ProtoSociology

Volume 2, January 1992

Sprechakttheorie I

Karl-Otto Apel
Pages 2-15

Illokutionäre Bedeutung und normative Gültigkeit
Die transzendentalpragmatische Begründung der uneingeschränkten kommunikativen Verständigung

The paper tries first to show that P. Strawson’s and J. Searle’s proposal of explicating the illocutionary meaning of speech-acts (or corresponding explicit sentences) in terms of the conditions of fulfilment or satisfaction (with regard to the underlying intentional states of mind) is unsatisfactory. It provides no full understanding of the meaning of speech-acts, at least not of non-constative acts, as e.g. orders, requests, demands, confessions, promisses, etc.; for, through its quasi-verificationist horizon, it provides no unterstanding of the illocutionary force in terms of the conditions of accepting the validity-claims that are connected with the performance of the act. Thus far the paper complies with Habermas’ approach.

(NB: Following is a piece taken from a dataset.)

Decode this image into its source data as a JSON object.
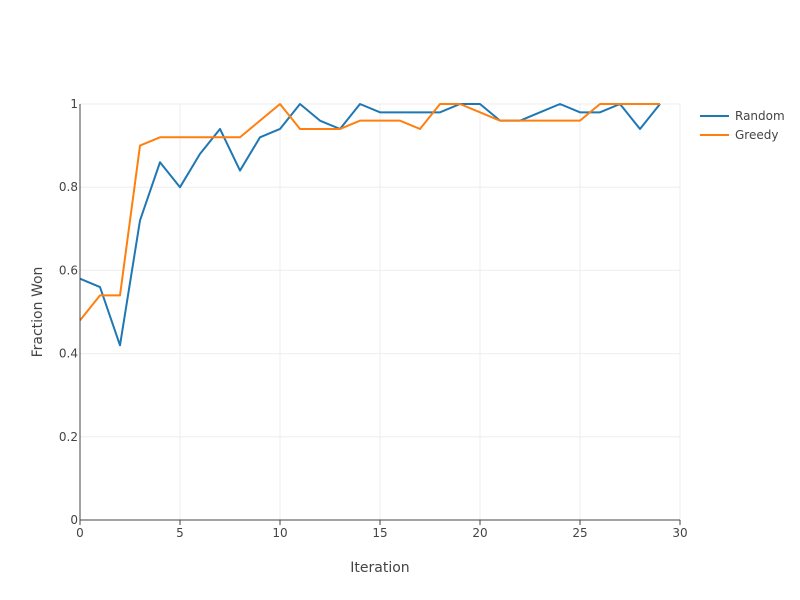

There remains however an ambiguity with regard to the good reasons for accepting a speech-act, since on the level of life-world communication and interaction not only validity-claims and pertinent arguments but also threats and offers are functioning as socially binding illocutionary forces (thus e.g. not only in coercions like "hands up" but in all kinds of negotiations and bargainings). How is it possible to show by a cogent argument that openly strategical acts as offers and threats cannot fulfill the role of providing good reasons for accepting speech-acts in the sense of unrestricted Verständigung (i.e. communicative understanding and coming to agreement) but are parasitic upon non-strategical ways of consensual communication by understanding and accepting validity-claims? The paper argues that this suggestive contention cannot be proved, i.e. grounded by a descriptive analysis of the normal function of communicative actions in the life-world but only - indeed - by transcendental pragmatic reflection on the normative conditions of argumentative discourse which cannot be denied without committing a performative self-contradiction.